The Dietetic Products, Nutrition and Allergies (NDA) panel expressed no concerns regarding genotoxicity at the proposed daily doses of 30 mg per day for adults and 20 mg per day for children in food supplements and foods like non-alcoholic drinks, cereal bars, milk, fresh dairy and chocolate.

Building on this finding, the Panel’s latest assessment concluded that “These population groups (infants, young children (i.e. toddlers) and pregnant and breastfeeding women) can reasonably be expected not to consume the NF as a food supplement owing to labelling provisions”.

L-ergothioneine was first extracted as a natural compound from the fungi rye ergot (Claviceps​ purpurea​​) in 1909. It is naturally present in small amounts in food sources like mushrooms, some varieties of black and red beans (Phaseolus​ vulgaris​) and cereals.

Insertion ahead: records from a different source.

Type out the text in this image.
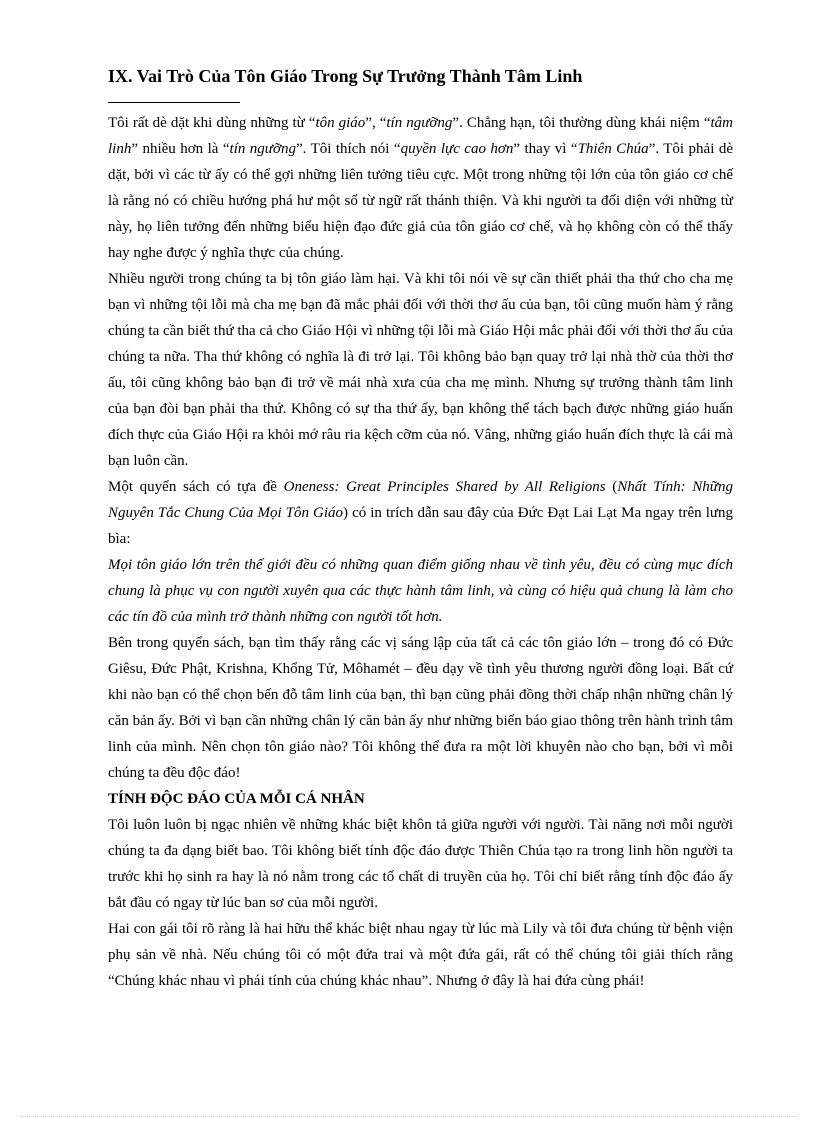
IX. Vai Trò Của Tôn Giáo Trong Sự Trưởng Thành Tâm Linh

Tôi rất dè dặt khi dùng những từ “tôn giáo”, “tín ngưỡng”. Chẳng hạn, tôi thường dùng khái niệm “tâm linh” nhiều hơn là “tín ngưỡng”. Tôi thích nói “quyền lực cao hơn” thay vì “Thiên Chúa”. Tôi phải dè dặt, bởi vì các từ ấy có thể gợi những liên tưởng tiêu cực. Một trong những tội lớn của tôn giáo cơ chế là rằng nó có chiều hướng phá hư một số từ ngữ rất thánh thiện. Và khi người ta đối diện với những từ này, họ liên tưởng đến những biểu hiện đạo đức giả của tôn giáo cơ chế, và họ không còn có thể thấy hay nghe được ý nghĩa thực của chúng.

Nhiều người trong chúng ta bị tôn giáo làm hại. Và khi tôi nói về sự cần thiết phải tha thứ cho cha mẹ bạn vì những tội lỗi mà cha mẹ bạn đã mắc phải đối với thời thơ ấu của bạn, tôi cũng muốn hàm ý rằng chúng ta cần biết thứ tha cả cho Giáo Hội vì những tội lỗi mà Giáo Hội mắc phải đối với thời thơ ấu của chúng ta nữa. Tha thứ không có nghĩa là đi trở lại. Tôi không bảo bạn quay trở lại nhà thờ của thời thơ ấu, tôi cũng không bảo bạn đi trở về mái nhà xưa của cha mẹ mình. Nhưng sự trưởng thành tâm linh của bạn đòi bạn phải tha thứ. Không có sự tha thứ ấy, bạn không thể tách bạch được những giáo huấn đích thực của Giáo Hội ra khỏi mớ râu ria kệch cỡm của nó. Vâng, những giáo huấn đích thực là cái mà bạn luôn cần.

Một quyển sách có tựa đề Oneness: Great Principles Shared by All Religions (Nhất Tính: Những Nguyên Tắc Chung Của Mọi Tôn Giáo) có in trích dẫn sau đây của Đức Đạt Lai Lạt Ma ngay trên lưng bìa:

Mọi tôn giáo lớn trên thế giới đều có những quan điểm giống nhau về tình yêu, đều có cùng mục đích chung là phục vụ con người xuyên qua các thực hành tâm linh, và cùng có hiệu quả chung là làm cho các tín đồ của mình trở thành những con người tốt hơn.

Bên trong quyển sách, bạn tìm thấy rằng các vị sáng lập của tất cả các tôn giáo lớn – trong đó có Đức Giêsu, Đức Phật, Krishna, Khổng Tử, Môhamét – đều dạy về tình yêu thương người đồng loại. Bất cứ khi nào bạn có thể chọn bến đỗ tâm linh của bạn, thì bạn cũng phải đồng thời chấp nhận những chân lý căn bản ấy. Bởi vì bạn cần những chân lý căn bản ấy như những biển báo giao thông trên hành trình tâm linh của mình. Nên chọn tôn giáo nào? Tôi không thể đưa ra một lời khuyên nào cho bạn, bởi vì mỗi chúng ta đều độc đáo!

TÍNH ĐỘC ĐÁO CỦA MỖI CÁ NHÂN

Tôi luôn luôn bị ngạc nhiên về những khác biệt khôn tả giữa người với người. Tài năng nơi mỗi người chúng ta đa dạng biết bao. Tôi không biết tính độc đáo được Thiên Chúa tạo ra trong linh hồn người ta trước khi họ sinh ra hay là nó nằm trong các tố chất di truyền của họ. Tôi chỉ biết rằng tính độc đáo ấy bắt đầu có ngay từ lúc ban sơ của mỗi người.

Hai con gái tôi rõ ràng là hai hữu thể khác biệt nhau ngay từ lúc mà Lily và tôi đưa chúng từ bệnh viện phụ sản về nhà. Nếu chúng tôi có một đứa trai và một đứa gái, rất có thể chúng tôi giải thích rằng “Chúng khác nhau vì phái tính của chúng khác nhau”. Nhưng ở đây là hai đứa cùng phái!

Speaking to NutraIngredients-USA​ back in January, Jan Trampota, CEO of L-ergothioneine (aka EGT) supplier Mironova Labs described the compound as “uniquely powerful and versatile”,​ explaining that the EGT-transporter is expressed in cells and tissues sensitive to aging forces such as inflammation and free radical damage.

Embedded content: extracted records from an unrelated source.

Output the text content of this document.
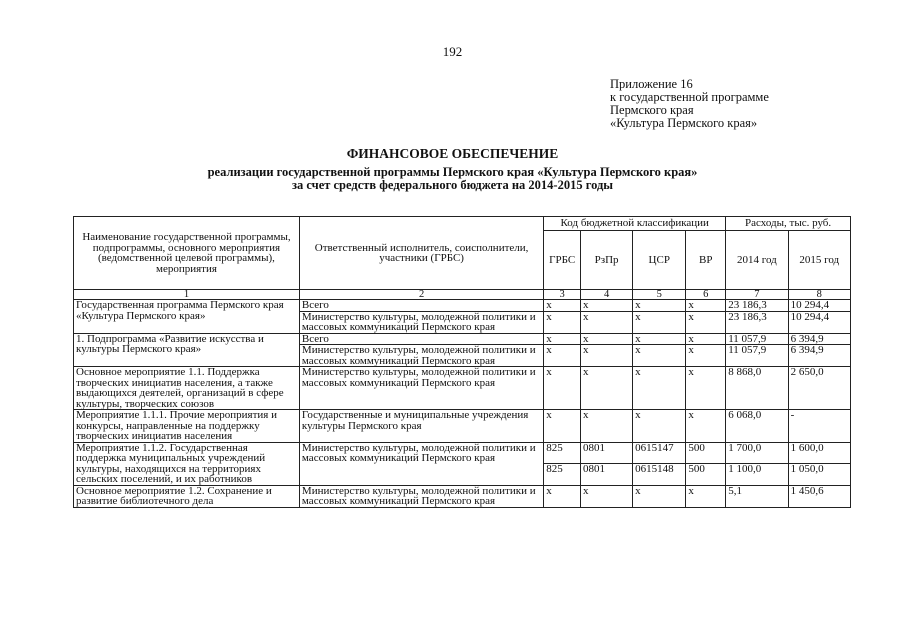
192
Приложение 16
к государственной программе
Пермского края
«Культура Пермского края»
ФИНАНСОВОЕ ОБЕСПЕЧЕНИЕ
реализации государственной программы Пермского края «Культура Пермского края»
за счет средств федерального бюджета на 2014-2015 годы
Наименование государственной программы, подпрограммы, основного мероприятия (ведомственной целевой программы), мероприятия	Ответственный исполнитель, соисполнители, участники (ГРБС)	Код бюджетной классификации				Расходы, тыс. руб.	
		ГРБС	РзПр	ЦСР	ВР	2014 год	2015 год
1	2	3	4	5	6	7	8
Государственная программа Пермского края «Культура Пермского края»	Всего	x	x	x	x	23 186,3	10 294,4
	Министерство культуры, молодежной политики и массовых коммуникаций Пермского края	x	x	x	x	23 186,3	10 294,4
1. Подпрограмма «Развитие искусства и культуры Пермского края»	Всего	x	x	x	x	11 057,9	6 394,9
	Министерство культуры, молодежной политики и массовых коммуникаций Пермского края	x	x	x	x	11 057,9	6 394,9
Основное мероприятие 1.1. Поддержка творческих инициатив населения, а также выдающихся деятелей, организаций в сфере культуры, творческих союзов	Министерство культуры, молодежной политики и массовых коммуникаций Пермского края	x	x	x	x	8 868,0	2 650,0
Мероприятие 1.1.1. Прочие мероприятия и конкурсы, направленные на поддержку творческих инициатив населения	Государственные и муниципальные учреждения культуры Пермского края	x	x	x	x	6 068,0	-
Мероприятие 1.1.2. Государственная поддержка муниципальных учреждений культуры, находящихся на территориях сельских поселений, и их работников	Министерство культуры, молодежной политики и массовых коммуникаций Пермского края	825	0801	0615147	500	1 700,0	1 600,0
		825	0801	0615148	500	1 100,0	1 050,0
Основное мероприятие 1.2. Сохранение и развитие библиотечного дела	Министерство культуры, молодежной политики и массовых коммуникаций Пермского края	x	x	x	x	5,1	1 450,6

“This indicates that EGT’s antioxidant protection in those cells is critically important to their survival,”​he added.

Spokesperson for Tetrahedron Benoit Turpin, also added to the discussions anticipating that as formulators and end users became more knowledgeable about its physiological benefits, “it will start getting used in body system specific formulations such cardiovascular, cognitive, sports, joints, anti-aging, eye health and skin health products”.

Science-based evidence

Research into this ingredient has been steadily gathering over the past ten years with a notable review​ published last year suggesting that ergothioneine build up in the body was a way of minimising oxidative damage.

More research​put forward the notion that ergothioneine levels seen in elderly populations may be a risk factor for neurodegeneration.

“Following absorption via a specific transporter, OCTN1, ergothioneine (ET) may accumulate preferentially in tissues predisposed to higher levels of oxidative stress and inflammation,”​ the researchers wrote.

“We found that whole blood ET levels in elderly individuals decline significantly beyond 60 years of age. Additionally, a subset of these subjects with mild cognitive impairment had significantly lower plasma ET levels compared with age-matched subjects.

“This decline suggests that deficiency in ET may be a risk factor, predisposing individuals to neurodegenerative diseases.”